La Coalizione guidata dagli Usa non sembra infatti convincere nessuno. I cristiani iracheni, costretti a lasciare le loro case per fuggire dall'IS, contestano la decisione di Barack Obama di non schierare truppe sul terreno. Secondo un reportage della Nbc i cristiani ritengono che solo gli Usa possano vincere questa guerra mandando i propri soldati in Iraq e Siria, non solo combattendo dai cieli. «Sono stato con l'esercito iracheno a Mosul per quattro anni e posso dirvi che non facevamo nulla, se non prendere lo stipendio» ha raccontato un ex militare della cittadina cristiana di Qaraqosh convinto che le forze irachene non siano in grado di sconfiggere gli estremisti. «Quando gli americani erano a Mosul, non avevamo problemi - ha detto un altro profugo intervistato nel capoluogo curdo di Erbil - Una volta che sono andati via, sono cominciati i problemi».

Gli europei che per primi hanno aderito alla Coalizione al vertice Nato di Newport si stanno tutti sfilando. Persino la Gran Bretagna ha fatto sapere che non parteciperà ai bombardamenti mentre in Francia si levano voci molto critiche verso Washington e Berlino ha negato un suo ruolo nei raid aerei e l’Italia è pronta a offrire aerei cisterna e istruttori, ma solo “se ce lo chiederanno” ha detto il ministro della difesa, Roberta Pinotti. Anche un Paese chiave come la Turchia si è tirato indietro: non parteciperà alla guerra contro il Califfato e non consentirà agli USA di utilizzare la base aerea di Incirlick, obbligando il Pentagono a utilizzare per i raid l’aeroporto curdo di Erbil.

Kerry è volato ad Ankara per cercare di convincere il premier Recep Tayyip Erdogan a cambiare idea ma la posizione turca è comprensibile. Per anni le milizie jihadiste hanno avuto in territorio turco aiuti, armi, alloggi e persino ospedali per curare i loro feriti: se oggi Ankara aderisse alla coalizione contro di loro rischierebbe un’ondata di attentati e la decapitazione di 50 ostaggi turchi nelle mani del Califfato.

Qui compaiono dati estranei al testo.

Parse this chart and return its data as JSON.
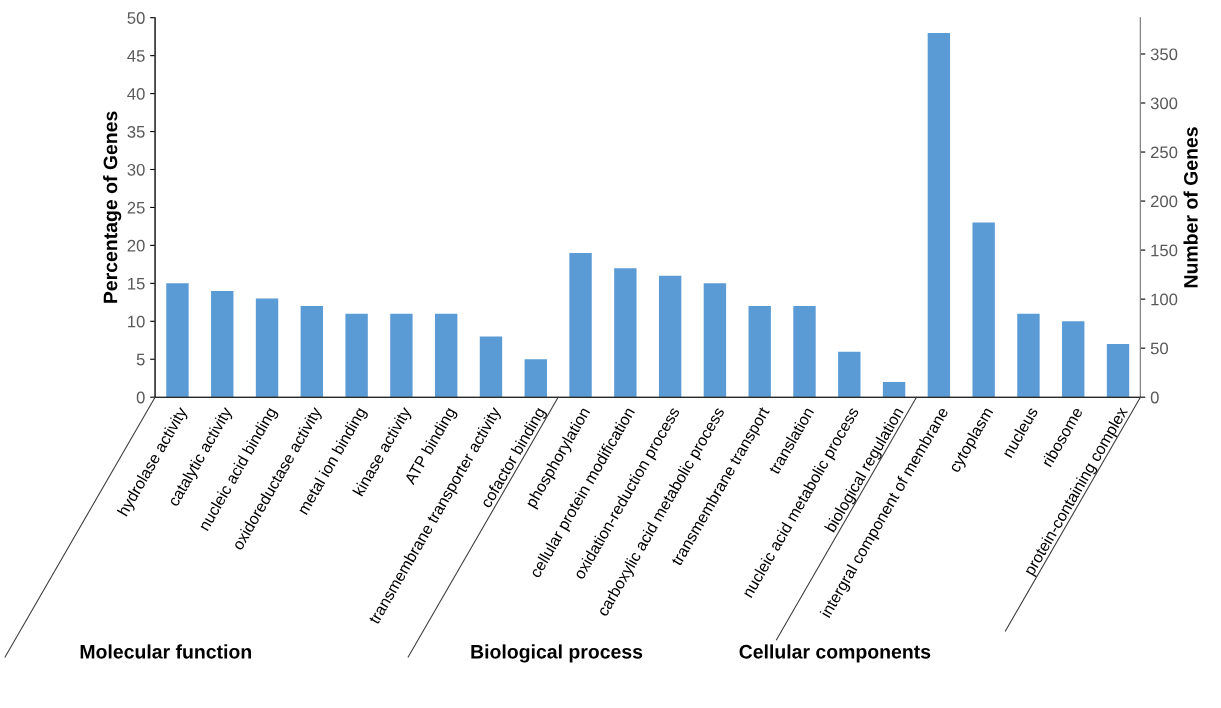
{
  "chart_data": {
    "type": "bar",
    "ylabel": "Percentage of Genes",
    "y2label": "Number of Genes",
    "categories": [
      "hydrolase activity",
      "catalytic activity",
      "nucleic acid binding",
      "oxidoreductase activity",
      "metal ion binding",
      "kinase activity",
      "ATP binding",
      "transmembrane transporter activity",
      "cofactor binding",
      "phosphorylation",
      "cellular protein modification",
      "oxidation-reduction process",
      "carboxylic acid metabolic process",
      "transmembrane transport",
      "translation",
      "nucleic acid metabolic process",
      "biological regulation",
      "intergral component of membrane",
      "cytoplasm",
      "nucleus",
      "ribosome",
      "protein-containing complex"
    ],
    "series": [
      {
        "color": "#5b9bd5",
        "values": [
          15,
          14,
          13,
          12,
          11,
          11,
          11,
          8,
          5,
          19,
          17,
          16,
          15,
          12,
          12,
          6,
          2,
          48,
          23,
          11,
          10,
          7
        ]
      }
    ],
    "ylim": [
      0,
      50
    ],
    "yticks": [
      0,
      5,
      10,
      15,
      20,
      25,
      30,
      35,
      40,
      45,
      50
    ],
    "y2lim": [
      0,
      387
    ],
    "y2ticks": [
      0,
      50,
      100,
      150,
      200,
      250,
      300,
      350
    ],
    "grid": false,
    "legend": false,
    "annotations": [
      "Molecular function",
      "Biological process",
      "Cellular components"
    ]
  }
}
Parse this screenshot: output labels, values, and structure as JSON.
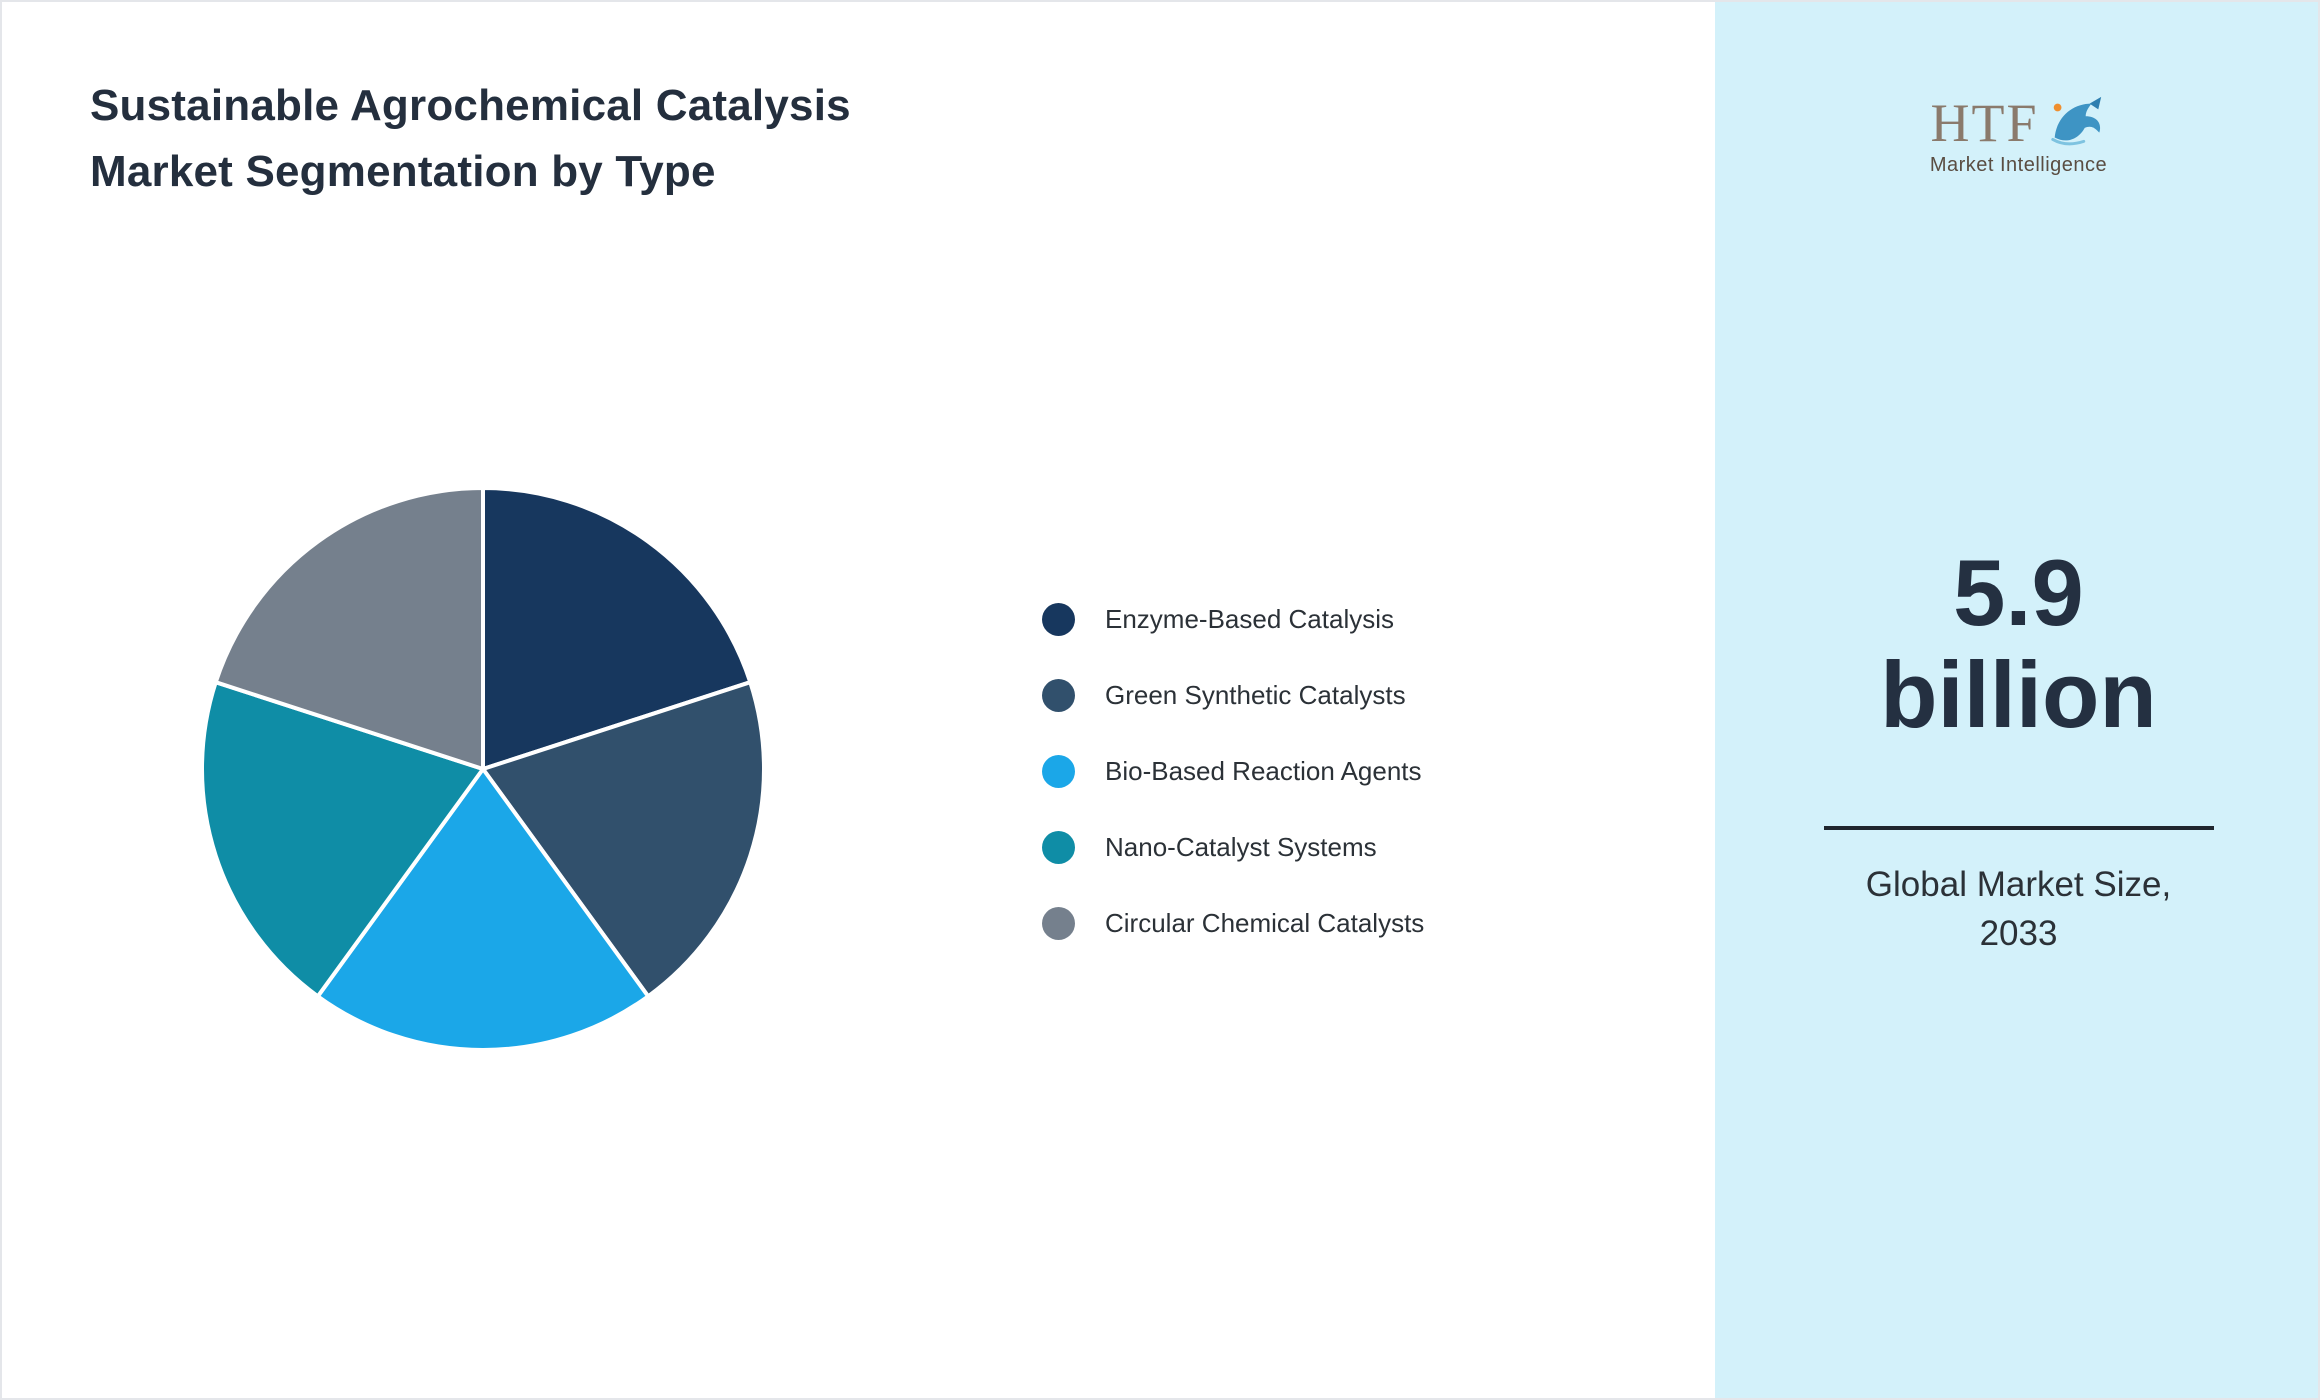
{
  "page": {
    "title": "Sustainable Agrochemical Catalysis Market Segmentation by Type"
  },
  "logo": {
    "brand": "HTF",
    "tagline": "Market Intelligence"
  },
  "sidebar": {
    "background": "#d3f1fa",
    "metric_value_line1": "5.9",
    "metric_value_line2": "billion",
    "metric_caption_line1": "Global Market Size,",
    "metric_caption_line2": "2033"
  },
  "chart_data": {
    "type": "pie",
    "title": "Sustainable Agrochemical Catalysis Market Segmentation by Type",
    "labels": [
      "Enzyme-Based Catalysis",
      "Green Synthetic Catalysts",
      "Bio-Based Reaction Agents",
      "Nano-Catalyst Systems",
      "Circular Chemical Catalysts"
    ],
    "values": [
      20,
      20,
      20,
      20,
      20
    ],
    "colors": [
      "#17375e",
      "#31506c",
      "#1ba7e8",
      "#0f8da6",
      "#75808d"
    ],
    "start_angle_deg": -90,
    "direction": "clockwise",
    "legend_position": "right",
    "data_labels": false
  }
}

A mettere in imbarazzo la Turchia contribuiscono anche le rivelazioni dei combattenti stranieri dell’IS catturati che hanno ammesso di essere entrati in Siria attraversando senza difficoltà il confine turco. Pressata dai Paesi europei, Ankara ha fatto sapere di aver bloccato e rimpatriato circa 870 stranieri giunti nel sud del Pese per arruolarsi con l’IS. Sorprendente poi la rivelazione del quotidiano Taraf che cita esperti americani in Kurdistan che avrebbero catturato miliziani dell’IS equipaggiati con armi turche. Taraf aggiunge che la scoperta sarebbe stata motivo di "forte imbarazzo" per Ankara durante il vertice della Nato in Galles. Dopo aver appreso la notizia il presidente Usa, Barack Obama, avrebbe chiesto espressamente a Erdogan di "allineare la sua politica in Medio Oriente a quella della Nato e degli Stati Uniti".

Strana affermazione, considerato che i servizi segreti statunitensi e dei principali Paesi della Nato hanno cooperato per oltre due anni con turchi, sauditi e qatarini per armare e addestrare i miliziani confluiti nello Stato Islamico.